Pilbara Minerals Ltd (ASX: PLS) shares are going to be in focus next week as the ASX lithium share reports its quarterly update for investors.
It's going to tell us about the three months to 30 June 2023.
While these updates aren't quite as informative as the half-year or full-year result, they can give investors a good indication of how much revenue the business has made and some of its costs.
What is the ASX lithium share going to report?
Pilbara Minerals normally shares with investors how much production it achieved, its shipments, the average sales price for its production, the unit operating costs and how much cash it had at the end of the period.
There are a number of forecasts out there, but my colleague James Mickleboro reported on the thoughts of Goldman Sachs.
The investment bank suggests that Pilbara Minerals could achieve spodumene (lithium) production and sales of 160,000 dry metric tonnes (dmt). This is more than the average of what other analysts think it will be (of 153,000 dmt).
Goldman Sachs also suggests that Pilbara Minerals may report a quarterly realised price of US$4,432 a tonne for its spodumene. This would be better than 12 months ago, though down 10% from the three months to 31 March 2023.
Goldman Sachs suggests that the cash costs, including freight and royalties, could be US$470 per tonne. This would be up 8.8% from the three months to 31 March 2023. However, the analyst consensus is for cash costs to be US$565 per tonne for the three months to 30 June 2023.
Is the Pilbara Minerals share price a buy?
According to the ASX, it has a market capitalisation of $15.3 billion. At the end of March 2023, it had almost $2.7 billion of cash, so a decent portion of the valuation is backed up by its balance sheet.
It seems very promising for the company that the lithium price is higher than it was a year ago. I don't think those prices we were seeing near the end of 2022 were going to last. At the current lithium price, it's making good profit.
If lithium remains the key battery resource, then Pilbara Minerals could have a very strong future because lithium demand is expected to rise. McKinsey suggests that annual global lithium demand will grow by 20% annually to 2030.

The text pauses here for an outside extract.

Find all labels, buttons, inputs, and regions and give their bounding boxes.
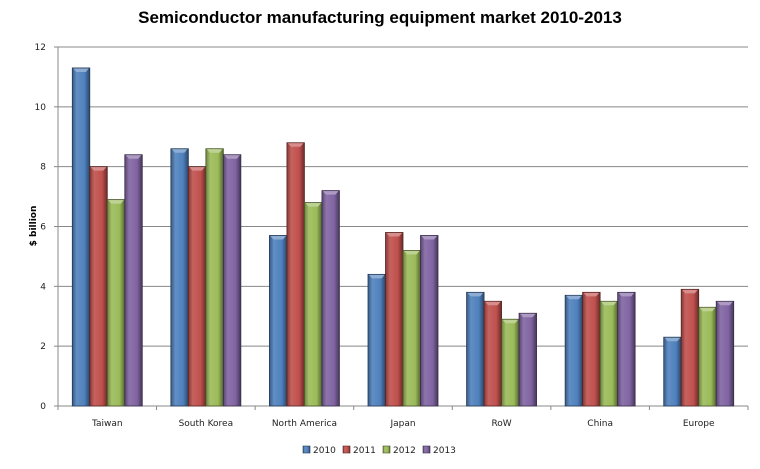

However, I'd suggest the Pilbara Minerals share price has largely taken this into account, with a rise of 36% over 2023 to date.
According to Commsec, the ASX lithium share could generate earnings per share (EPS) of 56 cents in FY24. This would put the company at under 9 times FY24's estimated earnings.
If lithium prices stay at around this level for the long term, I think the current Pilbara Minerals share price could be a great long-term performer, particularly if it executes well on its expansion plans to grow its production and be more involved with the lithium value chain. Dividend payments will help shareholder returns.